The devices that McCammon comes up with in Swan Song are inventive and strong: the glass ring that Sister guards with her life and uses to see into the future, Swan’s power to heal dead trees by merely touching them, the transformative growths that form on some people’s faces, the final password to deactivate the computers, Colonel Macklen’s hand! This is great stuff, employed beautifully to tell a compelling story. 

What doesn’t work as well for me (and would make The Stand a clear winner if you had to decide to read one book and not the other) is the character development. In spite of all his rhetoric about the paramount importance of story, Stephen King is a master of character… McCammon is very good just not asgood.

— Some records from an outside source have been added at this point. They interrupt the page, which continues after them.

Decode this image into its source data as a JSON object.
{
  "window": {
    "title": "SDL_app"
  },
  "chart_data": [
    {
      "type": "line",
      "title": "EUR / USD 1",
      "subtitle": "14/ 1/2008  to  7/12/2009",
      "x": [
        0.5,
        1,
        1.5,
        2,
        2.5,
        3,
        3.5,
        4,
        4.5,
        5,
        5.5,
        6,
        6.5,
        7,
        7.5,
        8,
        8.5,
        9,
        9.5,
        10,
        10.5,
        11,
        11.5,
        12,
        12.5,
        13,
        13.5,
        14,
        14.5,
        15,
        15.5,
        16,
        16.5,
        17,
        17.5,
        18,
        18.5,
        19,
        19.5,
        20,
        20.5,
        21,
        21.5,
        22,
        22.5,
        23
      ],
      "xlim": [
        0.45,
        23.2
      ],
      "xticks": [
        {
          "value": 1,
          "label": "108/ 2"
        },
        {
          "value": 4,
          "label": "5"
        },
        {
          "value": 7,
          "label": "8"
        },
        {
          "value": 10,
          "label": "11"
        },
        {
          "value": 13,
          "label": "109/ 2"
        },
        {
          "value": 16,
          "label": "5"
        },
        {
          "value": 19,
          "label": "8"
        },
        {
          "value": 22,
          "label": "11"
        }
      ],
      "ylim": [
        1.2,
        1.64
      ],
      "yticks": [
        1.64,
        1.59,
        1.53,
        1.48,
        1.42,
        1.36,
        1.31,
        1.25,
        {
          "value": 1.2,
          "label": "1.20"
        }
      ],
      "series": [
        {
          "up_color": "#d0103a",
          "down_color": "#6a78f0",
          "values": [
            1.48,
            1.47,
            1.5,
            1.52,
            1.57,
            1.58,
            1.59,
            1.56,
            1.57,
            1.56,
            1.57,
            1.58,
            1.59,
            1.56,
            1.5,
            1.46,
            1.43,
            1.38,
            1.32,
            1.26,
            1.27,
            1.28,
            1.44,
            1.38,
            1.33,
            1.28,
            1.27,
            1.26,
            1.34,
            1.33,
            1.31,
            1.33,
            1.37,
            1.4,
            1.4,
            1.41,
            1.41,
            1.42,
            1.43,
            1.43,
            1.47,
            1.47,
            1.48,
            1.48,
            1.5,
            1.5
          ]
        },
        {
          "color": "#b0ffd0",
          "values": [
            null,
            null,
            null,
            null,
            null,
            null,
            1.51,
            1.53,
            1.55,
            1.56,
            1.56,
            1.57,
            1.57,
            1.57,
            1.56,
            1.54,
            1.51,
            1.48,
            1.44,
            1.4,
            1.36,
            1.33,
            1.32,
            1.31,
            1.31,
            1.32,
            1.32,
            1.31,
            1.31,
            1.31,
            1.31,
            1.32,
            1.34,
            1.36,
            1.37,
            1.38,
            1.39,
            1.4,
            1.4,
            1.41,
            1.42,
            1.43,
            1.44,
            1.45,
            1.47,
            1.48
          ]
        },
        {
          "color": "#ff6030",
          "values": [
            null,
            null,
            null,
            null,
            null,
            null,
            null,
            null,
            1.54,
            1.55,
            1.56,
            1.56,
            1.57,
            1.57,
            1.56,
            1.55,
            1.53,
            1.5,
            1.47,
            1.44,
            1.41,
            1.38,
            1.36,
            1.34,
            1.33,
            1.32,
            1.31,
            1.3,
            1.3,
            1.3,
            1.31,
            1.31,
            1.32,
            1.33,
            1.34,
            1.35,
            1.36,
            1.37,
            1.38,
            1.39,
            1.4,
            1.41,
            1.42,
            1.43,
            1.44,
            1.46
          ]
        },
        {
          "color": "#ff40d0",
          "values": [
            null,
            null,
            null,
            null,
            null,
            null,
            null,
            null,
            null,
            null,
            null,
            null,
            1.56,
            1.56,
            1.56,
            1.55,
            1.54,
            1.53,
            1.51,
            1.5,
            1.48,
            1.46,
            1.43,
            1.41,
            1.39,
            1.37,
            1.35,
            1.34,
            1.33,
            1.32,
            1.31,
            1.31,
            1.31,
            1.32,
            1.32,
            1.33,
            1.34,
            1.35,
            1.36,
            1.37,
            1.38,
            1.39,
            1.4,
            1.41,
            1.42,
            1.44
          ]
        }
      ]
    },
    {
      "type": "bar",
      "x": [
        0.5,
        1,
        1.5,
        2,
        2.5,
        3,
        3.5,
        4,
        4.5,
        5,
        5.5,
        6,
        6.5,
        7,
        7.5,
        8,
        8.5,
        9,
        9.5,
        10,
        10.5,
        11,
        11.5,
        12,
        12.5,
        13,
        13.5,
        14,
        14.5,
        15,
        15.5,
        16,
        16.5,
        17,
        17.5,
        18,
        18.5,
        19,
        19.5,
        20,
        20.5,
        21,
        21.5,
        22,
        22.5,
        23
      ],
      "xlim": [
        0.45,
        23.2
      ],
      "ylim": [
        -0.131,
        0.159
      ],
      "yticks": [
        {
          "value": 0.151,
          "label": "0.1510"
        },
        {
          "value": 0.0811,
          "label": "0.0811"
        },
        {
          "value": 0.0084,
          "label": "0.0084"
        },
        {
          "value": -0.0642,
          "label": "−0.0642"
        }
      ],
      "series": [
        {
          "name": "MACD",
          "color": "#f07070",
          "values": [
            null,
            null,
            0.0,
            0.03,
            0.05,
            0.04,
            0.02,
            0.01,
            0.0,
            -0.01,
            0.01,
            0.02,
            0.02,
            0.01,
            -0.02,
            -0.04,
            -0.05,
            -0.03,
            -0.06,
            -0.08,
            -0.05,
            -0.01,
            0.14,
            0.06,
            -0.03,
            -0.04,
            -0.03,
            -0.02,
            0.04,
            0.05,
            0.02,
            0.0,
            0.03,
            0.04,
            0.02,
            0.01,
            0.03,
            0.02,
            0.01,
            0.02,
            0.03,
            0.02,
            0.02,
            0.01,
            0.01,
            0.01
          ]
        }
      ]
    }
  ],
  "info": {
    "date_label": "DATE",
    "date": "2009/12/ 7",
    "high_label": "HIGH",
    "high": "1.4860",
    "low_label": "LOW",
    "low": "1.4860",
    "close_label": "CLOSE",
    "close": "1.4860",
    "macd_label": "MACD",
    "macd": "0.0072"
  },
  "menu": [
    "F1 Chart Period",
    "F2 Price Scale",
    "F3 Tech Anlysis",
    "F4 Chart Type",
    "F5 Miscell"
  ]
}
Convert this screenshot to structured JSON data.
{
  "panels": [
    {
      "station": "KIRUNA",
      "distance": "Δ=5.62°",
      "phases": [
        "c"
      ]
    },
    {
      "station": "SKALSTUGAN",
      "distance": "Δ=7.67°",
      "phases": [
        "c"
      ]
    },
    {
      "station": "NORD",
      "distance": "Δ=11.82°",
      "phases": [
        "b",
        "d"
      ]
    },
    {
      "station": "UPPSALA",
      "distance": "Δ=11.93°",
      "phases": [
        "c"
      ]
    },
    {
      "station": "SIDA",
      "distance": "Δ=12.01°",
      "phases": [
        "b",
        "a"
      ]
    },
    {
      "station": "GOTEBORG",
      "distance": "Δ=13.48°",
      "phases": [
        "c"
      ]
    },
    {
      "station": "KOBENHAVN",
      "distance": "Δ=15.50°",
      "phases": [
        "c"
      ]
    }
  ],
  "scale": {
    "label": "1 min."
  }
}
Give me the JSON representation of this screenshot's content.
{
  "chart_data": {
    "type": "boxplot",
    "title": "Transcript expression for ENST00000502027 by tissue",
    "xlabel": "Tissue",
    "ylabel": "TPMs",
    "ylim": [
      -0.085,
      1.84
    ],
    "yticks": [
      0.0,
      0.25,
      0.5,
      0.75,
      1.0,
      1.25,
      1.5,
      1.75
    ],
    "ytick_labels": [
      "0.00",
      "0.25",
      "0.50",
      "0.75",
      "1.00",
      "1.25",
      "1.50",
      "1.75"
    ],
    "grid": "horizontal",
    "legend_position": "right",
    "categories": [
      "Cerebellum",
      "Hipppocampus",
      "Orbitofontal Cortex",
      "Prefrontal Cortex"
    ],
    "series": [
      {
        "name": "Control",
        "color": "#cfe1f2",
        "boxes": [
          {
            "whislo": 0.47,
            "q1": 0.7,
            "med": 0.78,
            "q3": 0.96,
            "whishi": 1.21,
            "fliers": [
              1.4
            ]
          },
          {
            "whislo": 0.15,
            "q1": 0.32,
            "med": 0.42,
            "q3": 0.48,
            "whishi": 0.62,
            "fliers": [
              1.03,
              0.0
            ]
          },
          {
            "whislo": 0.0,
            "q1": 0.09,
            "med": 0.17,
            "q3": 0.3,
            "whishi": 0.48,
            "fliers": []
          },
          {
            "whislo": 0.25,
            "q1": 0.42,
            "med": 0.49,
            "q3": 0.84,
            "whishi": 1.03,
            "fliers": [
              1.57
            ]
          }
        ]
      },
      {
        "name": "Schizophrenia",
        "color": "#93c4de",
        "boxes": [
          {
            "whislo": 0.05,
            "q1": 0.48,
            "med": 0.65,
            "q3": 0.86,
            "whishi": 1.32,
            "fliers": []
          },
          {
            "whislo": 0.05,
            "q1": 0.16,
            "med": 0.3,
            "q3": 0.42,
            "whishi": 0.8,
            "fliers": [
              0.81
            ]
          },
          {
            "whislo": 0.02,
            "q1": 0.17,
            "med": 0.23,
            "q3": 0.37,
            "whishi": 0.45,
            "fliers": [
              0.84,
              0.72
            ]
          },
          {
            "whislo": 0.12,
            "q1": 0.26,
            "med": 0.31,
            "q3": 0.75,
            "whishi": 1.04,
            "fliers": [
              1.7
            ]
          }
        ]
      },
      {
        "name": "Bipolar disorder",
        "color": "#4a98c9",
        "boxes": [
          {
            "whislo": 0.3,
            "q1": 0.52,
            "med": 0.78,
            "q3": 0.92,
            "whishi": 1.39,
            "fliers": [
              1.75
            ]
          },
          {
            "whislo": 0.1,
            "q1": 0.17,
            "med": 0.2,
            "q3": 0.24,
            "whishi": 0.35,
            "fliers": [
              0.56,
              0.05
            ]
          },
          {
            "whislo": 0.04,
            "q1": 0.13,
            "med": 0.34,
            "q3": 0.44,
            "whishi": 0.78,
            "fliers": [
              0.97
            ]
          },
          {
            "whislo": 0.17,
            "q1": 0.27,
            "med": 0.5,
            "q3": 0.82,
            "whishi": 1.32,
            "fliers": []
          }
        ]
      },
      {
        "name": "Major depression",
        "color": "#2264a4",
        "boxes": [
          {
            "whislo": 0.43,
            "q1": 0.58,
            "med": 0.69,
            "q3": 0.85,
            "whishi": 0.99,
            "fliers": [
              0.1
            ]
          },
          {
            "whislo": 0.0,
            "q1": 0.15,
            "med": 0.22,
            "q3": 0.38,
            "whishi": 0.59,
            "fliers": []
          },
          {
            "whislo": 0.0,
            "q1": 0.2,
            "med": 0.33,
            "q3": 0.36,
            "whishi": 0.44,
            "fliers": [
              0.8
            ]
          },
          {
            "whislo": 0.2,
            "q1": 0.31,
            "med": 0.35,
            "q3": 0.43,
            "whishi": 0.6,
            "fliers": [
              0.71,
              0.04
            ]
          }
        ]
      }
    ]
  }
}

I felt shortchanged in my knowledge of all the major players in Swan Song. I wanted to know far more about their backgrounds and how they came to be who they are. Josh – the Black Frankenstein – is the strongest character in the book, but I sure wanted to know more about him, same with Swan herself… same with Sister. And the characters who were perfect matches to the characters in The Stand (and there were more than a few) never quite measure up to King’s brood. McCammon’s “the man with the scarlet eye” may be an interesting blend of evil and guilt, but I sure didn’t find him as interesting as Randall Flagg. 

I also felt that McCammon got just a little too sentimental in quite a few situations, especially the ending. I guess when you’ve spent over 900 pages immersed in a post-apocalyptic winter you probably feel entitled to a little sentimentality. But I do wish he’d dialed it back just a little.

Still, I would highly recommend SWAN SONG… for McCammon’s powers of description, for his powers of invention, his story, which unfolds beautifully and ties together almost perfectly, and for Swan herself, not so much as a living breathing character but as in ideal – a great force for good in what’s left of a crumbling world –the perfect person to build a story around.